Growing up,with a Marine Corps daddy, I moved a lot.  That meant introducing myself a lot.  One of my most vivid memories was me,  at the front of a classroom, with a teacher’s arm around me, and hearing that name of mine butchered.  In college, the Brita water filter came on the market, and my life was changed!  Now everyone could easily pronounce my name.  Yes.

Still, people wanted to know where I got my name.  That was the easy part.  I was named after my father’s favorite aunt, Britta.  She was from Sweden.  She was a flapper in the roaring twenties.  I just love that.  I never met her.  But that genealogical connection got me through a lot of uncomfortable moments.

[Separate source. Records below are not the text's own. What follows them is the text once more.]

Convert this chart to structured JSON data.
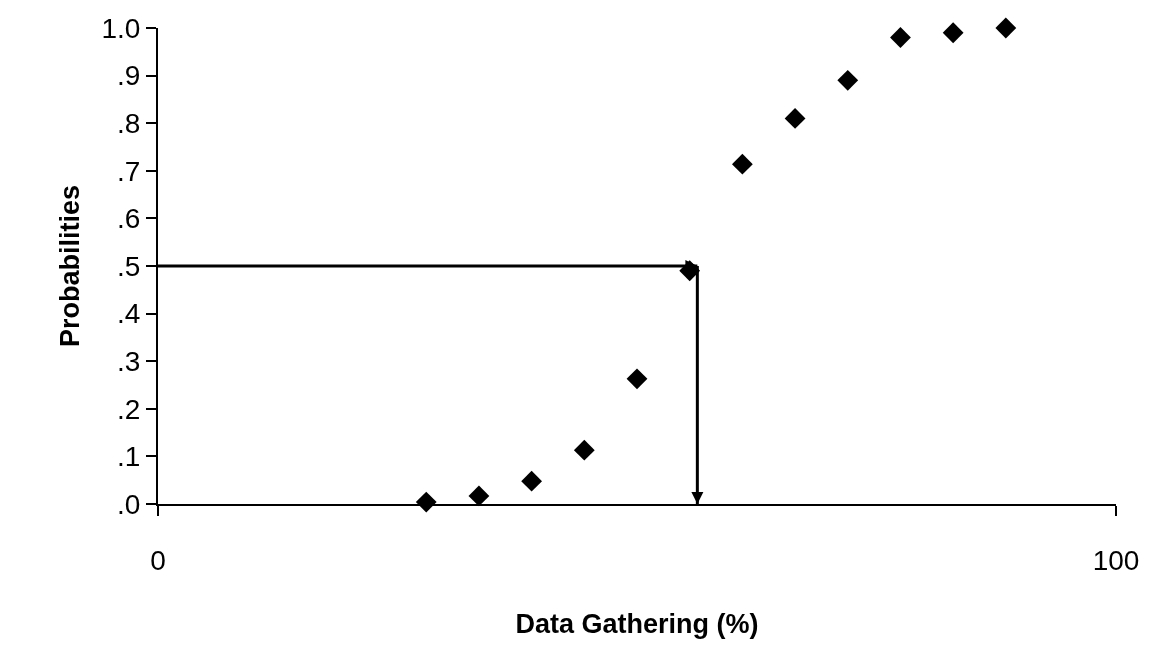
{
  "chart_data": {
    "type": "scatter",
    "xlabel": "Data Gathering (%)",
    "ylabel": "Probabilities",
    "x": [
      28,
      33.5,
      39,
      44.5,
      50,
      55.5,
      61,
      66.5,
      72,
      77.5,
      83,
      88.5
    ],
    "values": [
      0.004,
      0.017,
      0.048,
      0.113,
      0.263,
      0.49,
      0.714,
      0.81,
      0.89,
      0.98,
      0.99,
      1.0
    ],
    "color": "#000000",
    "marker": "diamond",
    "grid": false,
    "xlim": [
      0,
      100
    ],
    "xticks": [
      0,
      100
    ],
    "ylim": [
      0,
      1
    ],
    "yticks": [
      {
        "value": 0,
        "label": ".0"
      },
      {
        "value": 0.1,
        "label": ".1"
      },
      {
        "value": 0.2,
        "label": ".2"
      },
      {
        "value": 0.3,
        "label": ".3"
      },
      {
        "value": 0.4,
        "label": ".4"
      },
      {
        "value": 0.5,
        "label": ".5"
      },
      {
        "value": 0.6,
        "label": ".6"
      },
      {
        "value": 0.7,
        "label": ".7"
      },
      {
        "value": 0.8,
        "label": ".8"
      },
      {
        "value": 0.9,
        "label": ".9"
      },
      {
        "value": 1,
        "label": "1.0"
      }
    ],
    "ref_lines": [
      {
        "axis": "y",
        "value": 0.5,
        "line_style": "solid",
        "color": "#000000"
      },
      {
        "axis": "x",
        "value": 56.3,
        "line_style": "solid",
        "color": "#000000"
      }
    ]
  }
}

So maybe that is what made me try this recipe.  Swedish Almond Cake.  I don’t remember where I got it.  I think I googled it.  When I tried to find it again recently, I found similar ones, but not this one.  And this one is pure gold.

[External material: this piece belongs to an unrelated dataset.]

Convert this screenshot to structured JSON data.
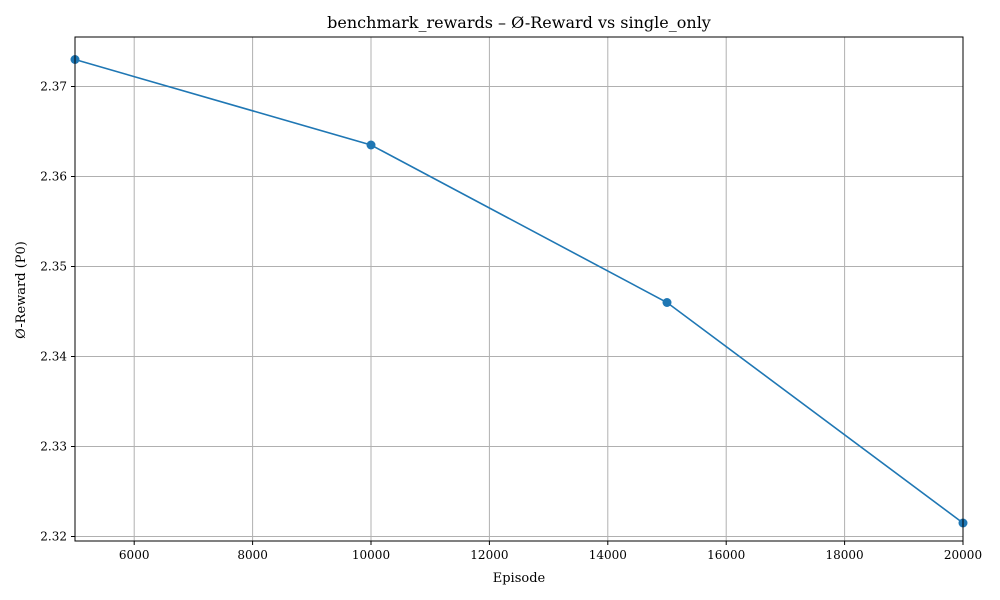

My hubby loves almond anything, so this is a winner.  And my kiddos think it smells like Christmas cookies.  I love it because it looks and tastes so impressive but takes less than 10 minutes to get in the oven.  Love that!  #ASimplerJoy  :)

Swedish Almond Cake

Serves 10
Prep time 10 minutes
Cook time 30 minutes
Total time 40 minutes
Allergy Egg, Tree Nuts, Wheat
Meal type Breakfast, Dessert, Snack
Misc Child Friendly, Serve Cold, Serve Hot
Occasion Casual Party, Christmas, Easter, Formal Party, Valentines day
Region European
This "cake" has the consistency of a thick, soft sugar cookie, but with the almond extract, it resembles a Christmas spritz cookie. Either way, it is a real treat that is in the over in less than 10 minutes.


  • 1 cup white sugar
  • 1 cup flour
  • 1/2 cup butter (1/2 stick) (softened)
  • 2 Whole eggs
  • 1 teaspoon almond extract
  • 3/4 cups almonds (sliced)
  • 1 teaspoon Wilton White Sparkling Sugar ((optional))


Step 1
Preheat the oven to 350 degrees.
Step 2
In a large bowl, stir together flour and sugar.
Step 3
Cut butter into the mixture.
Step 4
Mix eggs and almond extract. Then stir into the sugar/flour/butter.
Step 5
Press into a pie dish.
Step 6
Spread sliced almonds over the top evenly. Sprinkle with Wilton's White Sparkling Sugar (optional).
Step 7
Pop into the oven for 30 minutes (glass pie dish).

This is the perfect thing to take to a brunch or bridal shower.   But we love it for a snack, or dessert, or breakfast.  It is perfect for Easter or for Christmas.  Or anytime.  Yum!